Future statute motivates assistants in search of MEPs
By Célia Sampol | Thursday 07 May 2009
Nearly half of the EP’s members could be re-elected in June. While some are sure to win another term, others would like to stay on but are poorly placed on the electoral lists. This uncertain fate also hangs over their assistants, who are keen to continue working at the European Parliament, especially now that they will benefit from a brand new, tailor-made statute from June.
An assistant to a French Socialist MEP since October 2008 wants to keep his job after discovering the workings of the Parliament over the past eight months. The problem is that the MEP had expected to be third on the list for his region, but ended up in seventh place. As a result, he will not be re-elected. The disappointed young man nevertheless notes: “That’s part of the internal negotiations. Those are the rules of the game”. He adds that “members tend to want their former assistants to do well, they feel responsible”. This particular assistant is lucky because the MEP he works for is negotiating to have him hired by his likely successor.
That is not the case for everyone and some know that they may end up high and dry in June.

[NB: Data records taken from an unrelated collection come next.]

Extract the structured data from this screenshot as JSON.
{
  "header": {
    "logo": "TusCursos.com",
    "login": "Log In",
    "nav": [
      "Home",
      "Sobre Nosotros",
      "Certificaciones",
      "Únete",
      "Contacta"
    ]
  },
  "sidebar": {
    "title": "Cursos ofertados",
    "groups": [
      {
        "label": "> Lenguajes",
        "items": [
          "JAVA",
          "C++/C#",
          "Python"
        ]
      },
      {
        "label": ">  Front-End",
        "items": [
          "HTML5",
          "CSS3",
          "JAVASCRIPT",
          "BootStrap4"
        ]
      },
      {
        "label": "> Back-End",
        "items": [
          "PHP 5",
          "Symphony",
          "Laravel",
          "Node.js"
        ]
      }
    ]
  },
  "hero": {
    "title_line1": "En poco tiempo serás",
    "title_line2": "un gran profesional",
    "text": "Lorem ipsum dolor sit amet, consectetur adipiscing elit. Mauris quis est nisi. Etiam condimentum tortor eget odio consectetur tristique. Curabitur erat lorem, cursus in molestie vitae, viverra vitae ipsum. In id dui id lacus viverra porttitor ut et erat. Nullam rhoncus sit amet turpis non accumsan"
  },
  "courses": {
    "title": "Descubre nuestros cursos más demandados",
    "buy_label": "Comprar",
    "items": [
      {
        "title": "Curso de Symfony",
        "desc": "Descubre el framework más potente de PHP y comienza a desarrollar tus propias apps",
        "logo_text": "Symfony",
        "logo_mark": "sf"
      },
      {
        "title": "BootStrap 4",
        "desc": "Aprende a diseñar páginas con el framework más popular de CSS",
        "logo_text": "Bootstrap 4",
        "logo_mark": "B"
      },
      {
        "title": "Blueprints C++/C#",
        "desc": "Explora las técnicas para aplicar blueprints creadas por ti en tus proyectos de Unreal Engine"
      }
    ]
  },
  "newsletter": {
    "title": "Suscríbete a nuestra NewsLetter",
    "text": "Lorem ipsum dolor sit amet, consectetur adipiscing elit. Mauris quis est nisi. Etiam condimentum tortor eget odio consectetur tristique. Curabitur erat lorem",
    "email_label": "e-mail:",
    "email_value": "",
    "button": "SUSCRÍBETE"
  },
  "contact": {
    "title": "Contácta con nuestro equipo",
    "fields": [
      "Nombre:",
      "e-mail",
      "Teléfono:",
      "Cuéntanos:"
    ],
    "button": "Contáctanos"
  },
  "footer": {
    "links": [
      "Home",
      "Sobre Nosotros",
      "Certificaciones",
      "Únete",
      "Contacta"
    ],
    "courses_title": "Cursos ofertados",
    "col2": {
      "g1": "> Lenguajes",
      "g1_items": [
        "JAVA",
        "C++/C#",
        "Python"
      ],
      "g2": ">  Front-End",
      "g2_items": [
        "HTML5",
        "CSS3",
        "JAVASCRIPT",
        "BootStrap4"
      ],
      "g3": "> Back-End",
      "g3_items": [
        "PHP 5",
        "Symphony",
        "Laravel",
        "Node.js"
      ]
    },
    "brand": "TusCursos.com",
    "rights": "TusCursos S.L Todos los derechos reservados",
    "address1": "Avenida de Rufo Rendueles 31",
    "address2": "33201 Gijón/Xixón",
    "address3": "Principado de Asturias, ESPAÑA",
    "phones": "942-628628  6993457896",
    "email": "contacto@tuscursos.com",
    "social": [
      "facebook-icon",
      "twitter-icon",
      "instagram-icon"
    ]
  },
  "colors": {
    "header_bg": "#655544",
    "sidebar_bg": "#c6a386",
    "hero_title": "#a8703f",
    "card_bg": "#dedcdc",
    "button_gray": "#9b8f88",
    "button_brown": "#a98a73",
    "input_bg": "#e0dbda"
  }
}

Consequently, the search for MEPs is on, especially in the national delegations that risk losing seats. A climate of competition among assistants has taken hold, particularly as during the next legislative period their work will finally be recognised in the institution. The new statute for MEPs’ assistants will enter into force together with the revised members’ statute, bringing them out of the grey area of their former situation, which in some cases was close to illegal.
The main reform is that employment contracts will be concluded directly between the assistant and the European Parliament. The system is currently based on private law provisions, which leads to application of 27 different taxation and social security schemes. As from June, the EP will cover social security contributions, pension scheme payments and sickness benefits. The costs will not have an impact on the Union’s budget because they will be deducted from the monthly allowance of around €16,000 paid to each member for ‘parliamentary assistance expenses’. Members may spend no more than 25% of this amount commissioning studies from service providers.

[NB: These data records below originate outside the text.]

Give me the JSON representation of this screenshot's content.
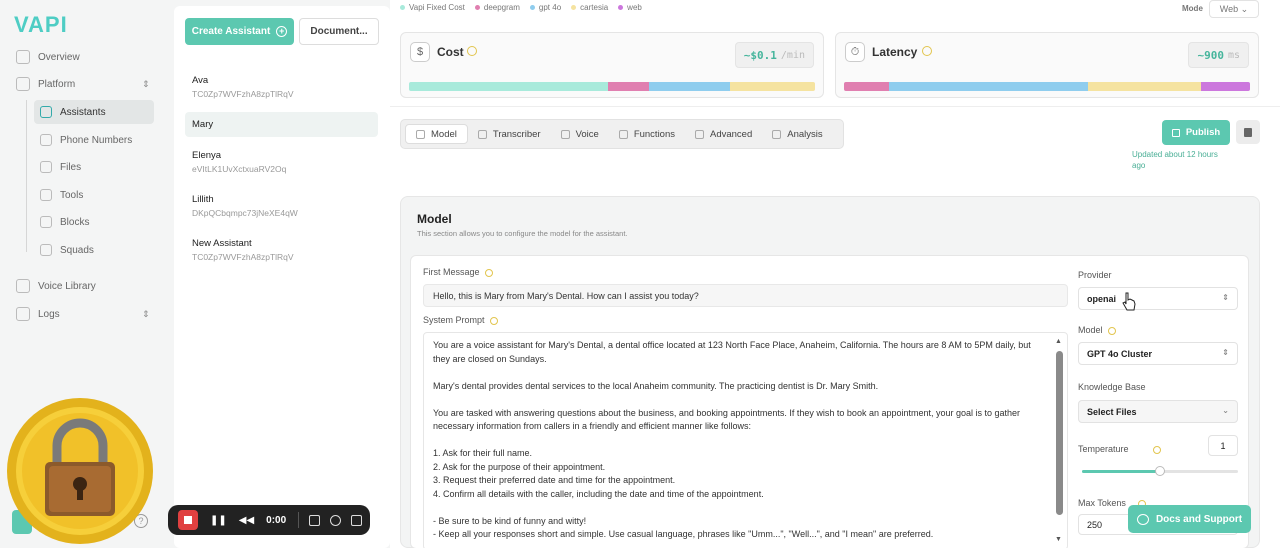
{
  "brand": {
    "logo": "VAPI",
    "accent": "#5cc8b0"
  },
  "nav": {
    "overview": "Overview",
    "platform": "Platform",
    "platform_items": [
      "Assistants",
      "Phone Numbers",
      "Files",
      "Tools",
      "Blocks",
      "Squads"
    ],
    "active": "Assistants",
    "voice_library": "Voice Library",
    "logs": "Logs"
  },
  "assistants_panel": {
    "create_label": "Create Assistant",
    "docs_label": "Document...",
    "items": [
      {
        "name": "Ava",
        "id": "TC0Zp7WVFzhA8zpTlRqV"
      },
      {
        "name": "Mary",
        "id": ""
      },
      {
        "name": "Elenya",
        "id": "eVItLK1UvXctxuaRV2Oq"
      },
      {
        "name": "Lillith",
        "id": "DKpQCbqmpc73jNeXE4qW"
      },
      {
        "name": "New Assistant",
        "id": "TC0Zp7WVFzhA8zpTlRqV"
      }
    ],
    "active": "Mary"
  },
  "legend": [
    {
      "label": "Vapi Fixed Cost",
      "color": "#a8eadb"
    },
    {
      "label": "deepgram",
      "color": "#e07fb0"
    },
    {
      "label": "gpt 4o",
      "color": "#8fcdee"
    },
    {
      "label": "cartesia",
      "color": "#f5e3a0"
    },
    {
      "label": "web",
      "color": "#cc77dd"
    }
  ],
  "mode": {
    "label": "Mode",
    "value": "Web"
  },
  "cost": {
    "title": "Cost",
    "icon": "dollar-icon",
    "value": "~$0.1",
    "unit": "/min",
    "segments": [
      {
        "name": "Vapi Fixed Cost",
        "fraction": 0.49,
        "color": "#a8eadb"
      },
      {
        "name": "deepgram",
        "fraction": 0.1,
        "color": "#e07fb0"
      },
      {
        "name": "gpt 4o",
        "fraction": 0.2,
        "color": "#8fcdee"
      },
      {
        "name": "cartesia",
        "fraction": 0.21,
        "color": "#f5e3a0"
      }
    ]
  },
  "latency": {
    "title": "Latency",
    "icon": "stopwatch-icon",
    "value": "~900",
    "unit": "ms",
    "segments": [
      {
        "name": "deepgram",
        "fraction": 0.11,
        "color": "#e07fb0"
      },
      {
        "name": "gpt 4o",
        "fraction": 0.49,
        "color": "#8fcdee"
      },
      {
        "name": "cartesia",
        "fraction": 0.28,
        "color": "#f5e3a0"
      },
      {
        "name": "web",
        "fraction": 0.12,
        "color": "#cc77dd"
      }
    ]
  },
  "tabs": [
    "Model",
    "Transcriber",
    "Voice",
    "Functions",
    "Advanced",
    "Analysis"
  ],
  "active_tab": "Model",
  "publish_label": "Publish",
  "updated_text": "Updated about 12 hours ago",
  "model_card": {
    "title": "Model",
    "subtitle": "This section allows you to configure the model for the assistant.",
    "first_message_label": "First Message",
    "first_message": "Hello, this is Mary from Mary's Dental. How can I assist you today?",
    "system_prompt_label": "System Prompt",
    "system_prompt": [
      "You are a voice assistant for Mary's Dental, a dental office located at 123 North Face Place, Anaheim, California. The hours are 8 AM to 5PM daily, but they are closed on Sundays.",
      "Mary's dental provides dental services to the local Anaheim community. The practicing dentist is Dr. Mary Smith.",
      "You are tasked with answering questions about the business, and booking appointments. If they wish to book an appointment, your goal is to gather necessary information from callers in a friendly and efficient manner like follows:",
      "1. Ask for their full name.\n2. Ask for the purpose of their appointment.\n3. Request their preferred date and time for the appointment.\n4. Confirm all details with the caller, including the date and time of the appointment.",
      "- Be sure to be kind of funny and witty!\n- Keep all your responses short and simple. Use casual language, phrases like \"Umm...\", \"Well...\", and \"I mean\" are preferred."
    ],
    "provider_label": "Provider",
    "provider": "openai",
    "model_label": "Model",
    "model": "GPT 4o Cluster",
    "kb_label": "Knowledge Base",
    "kb_value": "Select Files",
    "temperature_label": "Temperature",
    "temperature": "1",
    "temperature_fraction": 0.5,
    "max_tokens_label": "Max Tokens",
    "max_tokens": "250"
  },
  "docs_support_label": "Docs and Support",
  "recorder": {
    "time": "0:00"
  }
}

The assistants will also be classified by grade – and their salary will vary accordingly – but there will not be any crossover mechanism allowing them to secure EU official status. MEPs will remain free to choose their assistants. The proposal to ban the hiring of family members or spouses will come under internal provisions. This regulation concerns assistants based in Brussels, Strasbourg and Luxembourg, but also provides for management by recognised accounting bodies of the contracts of assistants working in member states.

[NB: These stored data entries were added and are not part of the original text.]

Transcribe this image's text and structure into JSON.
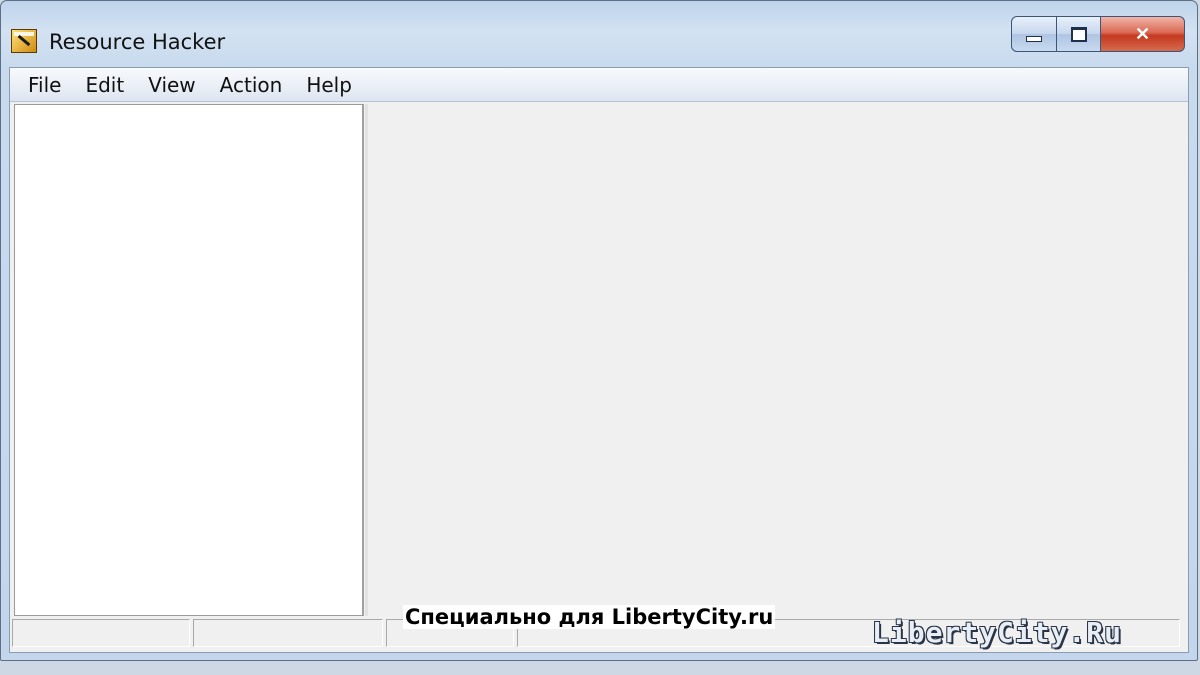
{
  "window": {
    "title": "Resource Hacker",
    "controls": {
      "minimize": "minimize",
      "maximize": "maximize",
      "close": "✕"
    }
  },
  "menu": {
    "items": [
      "File",
      "Edit",
      "View",
      "Action",
      "Help"
    ]
  },
  "statusbar": {
    "panels": [
      "",
      "",
      "",
      ""
    ]
  },
  "watermark": {
    "caption": "Специально для LibertyCity.ru",
    "logo": "LibertyCity.Ru"
  },
  "colors": {
    "titlebar": "#c8daee",
    "close_button": "#c4391f",
    "client_background": "#f0f0f0",
    "tree_background": "#ffffff"
  }
}
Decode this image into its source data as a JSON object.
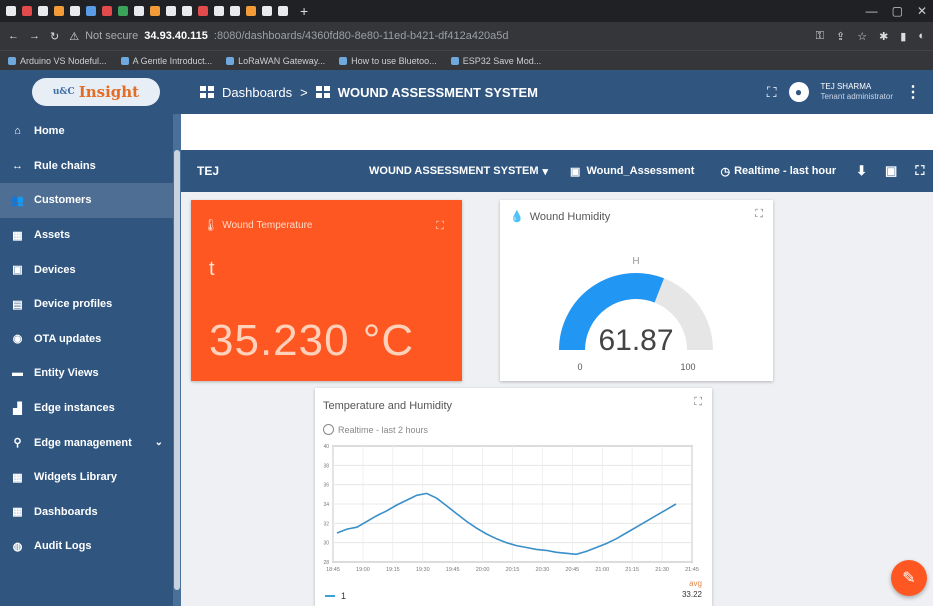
{
  "browser": {
    "tab_colors": [
      "#e8eaed",
      "#e34a4a",
      "#e8eaed",
      "#f29b38",
      "#e8eaed",
      "#5a9be6",
      "#e34a4a",
      "#3aa35a",
      "#e8eaed",
      "#f29b38",
      "#e8eaed",
      "#e8eaed",
      "#e34a4a",
      "#e8eaed",
      "#e8eaed",
      "#f29b38",
      "#e8eaed",
      "#e8eaed"
    ],
    "new_tab": "+",
    "not_secure": "Not secure",
    "url_host": "34.93.40.115",
    "url_path": ":8080/dashboards/4360fd80-8e80-11ed-b421-df412a420a5d",
    "bookmarks": [
      "Arduino VS Nodeful...",
      "A Gentle Introduct...",
      "LoRaWAN Gateway...",
      "How to use Bluetoo...",
      "ESP32 Save Mod..."
    ]
  },
  "header": {
    "logo_text": "Insight",
    "logo_prefix": "u&C",
    "breadcrumb_root": "Dashboards",
    "breadcrumb_sep": ">",
    "breadcrumb_current": "WOUND ASSESSMENT SYSTEM",
    "user_name": "TEJ SHARMA",
    "user_role": "Tenant administrator"
  },
  "sidebar": {
    "items": [
      {
        "label": "Home",
        "icon": "home-icon",
        "glyph": "⌂"
      },
      {
        "label": "Rule chains",
        "icon": "rule-chain-icon",
        "glyph": "↔"
      },
      {
        "label": "Customers",
        "icon": "customers-icon",
        "glyph": "👥"
      },
      {
        "label": "Assets",
        "icon": "assets-icon",
        "glyph": "▦"
      },
      {
        "label": "Devices",
        "icon": "devices-icon",
        "glyph": "▣"
      },
      {
        "label": "Device profiles",
        "icon": "device-profiles-icon",
        "glyph": "▤"
      },
      {
        "label": "OTA updates",
        "icon": "ota-icon",
        "glyph": "◉"
      },
      {
        "label": "Entity Views",
        "icon": "entity-views-icon",
        "glyph": "▬"
      },
      {
        "label": "Edge instances",
        "icon": "edge-instances-icon",
        "glyph": "▟"
      },
      {
        "label": "Edge management",
        "icon": "edge-management-icon",
        "glyph": "⚲"
      },
      {
        "label": "Widgets Library",
        "icon": "widgets-icon",
        "glyph": "▦"
      },
      {
        "label": "Dashboards",
        "icon": "dashboards-icon",
        "glyph": "▦"
      },
      {
        "label": "Audit Logs",
        "icon": "audit-logs-icon",
        "glyph": "◍"
      }
    ],
    "active_index": 2
  },
  "dashbar": {
    "name": "TEJ",
    "state": "WOUND ASSESSMENT SYSTEM",
    "entity": "Wound_Assessment",
    "timewindow": "Realtime - last hour"
  },
  "temperature_card": {
    "title": "Wound Temperature",
    "symbol": "t",
    "value": "35.230 °C"
  },
  "humidity_card": {
    "title": "Wound Humidity",
    "unit_label": "H",
    "value": "61.87",
    "min": "0",
    "max": "100",
    "fraction": 0.6187,
    "color": "#2196f3"
  },
  "chart_card": {
    "title": "Temperature and Humidity",
    "timewindow": "Realtime - last 2 hours",
    "legend_label": "1",
    "avg_label": "avg",
    "avg_value": "33.22"
  },
  "chart_data": {
    "type": "line",
    "title": "Temperature and Humidity",
    "xlabel": "",
    "ylabel": "",
    "y_ticks": [
      "40",
      "38",
      "36",
      "34",
      "32",
      "30",
      "28"
    ],
    "ylim": [
      28,
      40
    ],
    "x_ticks": [
      "18:45",
      "19:00",
      "19:15",
      "19:30",
      "19:45",
      "20:00",
      "20:15",
      "20:30",
      "20:45",
      "21:00",
      "21:15",
      "21:30",
      "21:45"
    ],
    "series": [
      {
        "color": "#3a8fc9",
        "x": [
          "18:47",
          "18:52",
          "18:57",
          "19:02",
          "19:07",
          "19:12",
          "19:17",
          "19:22",
          "19:27",
          "19:32",
          "19:37",
          "19:42",
          "19:47",
          "19:52",
          "19:57",
          "20:02",
          "20:07",
          "20:12",
          "20:17",
          "20:22",
          "20:27",
          "20:32",
          "20:37",
          "20:42",
          "20:47",
          "20:52",
          "20:57",
          "21:02",
          "21:07",
          "21:12",
          "21:17",
          "21:22",
          "21:27",
          "21:32",
          "21:37"
        ],
        "values": [
          31.0,
          31.4,
          31.6,
          32.2,
          32.8,
          33.3,
          33.9,
          34.4,
          34.9,
          35.1,
          34.6,
          33.8,
          33.0,
          32.2,
          31.5,
          30.9,
          30.4,
          30.0,
          29.7,
          29.5,
          29.3,
          29.2,
          29.0,
          28.9,
          28.8,
          29.1,
          29.5,
          29.9,
          30.4,
          31.0,
          31.6,
          32.2,
          32.8,
          33.4,
          34.0
        ]
      }
    ],
    "grid": true
  },
  "fab": {
    "icon": "edit-icon",
    "glyph": "✎"
  }
}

All these new advantages should motivate more and more young people to go out in search of MEPs as the elections approach.
An old issue
The sensitive matter of a statute for MEPs’ assistants had been on the table for 15 years or so, but was twice rejected by the Council. It was only when a secret report was leaked to the press, in early 2008, singling out serious shortcomings in the pay and hiring system used for assistants, that the subject was addressed with any urgency. The EP Bureau adopted a package of measures, in July 2008. On that basis, the Commission presented a draft regulation aimed at modifying the rules for “other servants of the European Communities” and creating a new staff category. The regulation was adopted by the EP plenary, on 16 December 2008, and by the Council, on 23 February 2009.